Kaito was seven when he realized the ocean inside him had rules — and he was the only one who could learn them.
He didn't have books. No teacher. No clan elders. Just a futon, the dark dorm, and six snoring boys who thought he was weird for sitting up at 2 a.m.
He started simple.
Every night after lights out: legs crossed, eyes closed, breathe slow.
In… out… in… out.
First goal: feel the flow without pushing it out.
CE looped down his left arm, across his chest, up the right shoulder.
Perfect circle. No leak. No waste.
He punched the pillow.
It tore.
He stared at the feathers floating in the moonlight.
Then at his hand.
No pain. No bruise.
That was night one.
By eight he could reinforce his whole body for hours.
Ran laps around the orphanage yard until the sun rose — never out of breath.
The other kids called him hyper.
The matron called him healthy.
He called it baseline.
One night he tried something new.
He pushed a tiny amount of CE out of his palm — just a drop.
Mentally commanded: "Form a sphere."
A glowing blue-white marble appeared, hovering an inch above his skin.
He stared at it.
Last command was "form a sphere."
So it stayed a sphere.
He released the connection.
The sphere floated there — perfectly still, perfectly round, like a tiny moon made of cursed energy.
He poked it.
Nothing happened.
It didn't move. Didn't change. Didn't obey.
He tried to command it again — nothing.
It was locked. Frozen in the last shape he'd given it before letting go.
He exhaled.
"So that's how it works."
From then on external CE became one-shot.
He could sculpt it inside his body perfectly.
Release it with a final command.
Then it froze forever — or until it ran out of fuel and faded.
He tested limits.
Sphere → "hover in place."
It floated like a lamp. Useful for reading at night without waking anyone.

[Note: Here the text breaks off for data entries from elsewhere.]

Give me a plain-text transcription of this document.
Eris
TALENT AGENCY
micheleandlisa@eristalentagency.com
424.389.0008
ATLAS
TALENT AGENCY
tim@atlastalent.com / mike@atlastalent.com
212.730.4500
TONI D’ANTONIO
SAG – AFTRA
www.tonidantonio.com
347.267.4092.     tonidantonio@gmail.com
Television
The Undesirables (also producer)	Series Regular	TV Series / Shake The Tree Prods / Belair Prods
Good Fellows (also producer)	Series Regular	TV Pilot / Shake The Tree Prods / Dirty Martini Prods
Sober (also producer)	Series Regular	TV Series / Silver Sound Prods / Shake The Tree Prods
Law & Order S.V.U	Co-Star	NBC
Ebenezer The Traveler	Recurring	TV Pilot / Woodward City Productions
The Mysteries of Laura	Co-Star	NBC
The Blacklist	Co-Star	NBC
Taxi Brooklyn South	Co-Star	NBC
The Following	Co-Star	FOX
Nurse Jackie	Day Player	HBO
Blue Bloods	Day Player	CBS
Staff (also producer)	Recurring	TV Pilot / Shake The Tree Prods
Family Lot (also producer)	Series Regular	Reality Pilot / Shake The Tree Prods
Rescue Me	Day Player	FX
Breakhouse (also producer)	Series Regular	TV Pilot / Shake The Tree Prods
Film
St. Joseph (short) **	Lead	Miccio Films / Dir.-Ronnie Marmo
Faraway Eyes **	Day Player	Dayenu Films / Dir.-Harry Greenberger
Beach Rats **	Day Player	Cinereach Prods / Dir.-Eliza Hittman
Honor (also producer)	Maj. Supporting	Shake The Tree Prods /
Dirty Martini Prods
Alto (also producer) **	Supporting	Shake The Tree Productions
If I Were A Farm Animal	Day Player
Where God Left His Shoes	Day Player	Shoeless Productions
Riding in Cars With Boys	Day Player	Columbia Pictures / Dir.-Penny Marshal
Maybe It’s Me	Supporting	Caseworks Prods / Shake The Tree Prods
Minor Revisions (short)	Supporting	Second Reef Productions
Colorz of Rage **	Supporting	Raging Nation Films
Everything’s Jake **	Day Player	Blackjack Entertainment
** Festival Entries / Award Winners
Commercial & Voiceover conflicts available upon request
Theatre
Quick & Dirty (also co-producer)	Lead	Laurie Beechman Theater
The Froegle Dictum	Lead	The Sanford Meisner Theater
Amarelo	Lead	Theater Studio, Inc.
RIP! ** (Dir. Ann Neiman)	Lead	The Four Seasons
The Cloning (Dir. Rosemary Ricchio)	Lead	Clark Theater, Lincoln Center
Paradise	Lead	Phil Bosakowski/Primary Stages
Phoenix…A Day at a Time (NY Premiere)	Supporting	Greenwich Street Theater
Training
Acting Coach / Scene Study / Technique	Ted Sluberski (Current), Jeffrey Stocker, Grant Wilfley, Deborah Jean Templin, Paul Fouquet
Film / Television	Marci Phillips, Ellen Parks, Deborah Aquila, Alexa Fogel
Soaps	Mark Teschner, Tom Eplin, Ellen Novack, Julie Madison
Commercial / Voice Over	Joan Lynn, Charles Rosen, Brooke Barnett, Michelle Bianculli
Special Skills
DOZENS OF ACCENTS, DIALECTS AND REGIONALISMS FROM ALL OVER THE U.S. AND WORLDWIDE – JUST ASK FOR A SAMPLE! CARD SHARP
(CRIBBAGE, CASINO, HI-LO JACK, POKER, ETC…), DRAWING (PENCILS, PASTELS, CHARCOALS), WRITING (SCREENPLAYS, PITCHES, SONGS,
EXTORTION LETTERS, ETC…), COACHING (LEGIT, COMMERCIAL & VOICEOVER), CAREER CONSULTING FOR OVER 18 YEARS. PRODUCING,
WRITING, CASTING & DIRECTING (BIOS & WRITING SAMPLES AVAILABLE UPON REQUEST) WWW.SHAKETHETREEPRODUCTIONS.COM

Small projectile → "fly straight forward."
It shot like a bullet — no curve, no stop, until it hit something or dissipated.
Tried a shield → "form a flat wall and hold rigid."
A glowing rectangular plate appeared in front of him — solid, unmoving, like glass.
Blocked a thrown rock perfectly.
But he couldn't make it follow him.
Couldn't reshape it.
It just sat there until the CE drained.
He learned fast: the last mental command was everything.
No mid-air edits.
No second chances.
Funny accidents happened.
Age nine: tried to make a CE rope to grab a ball stuck in a tree.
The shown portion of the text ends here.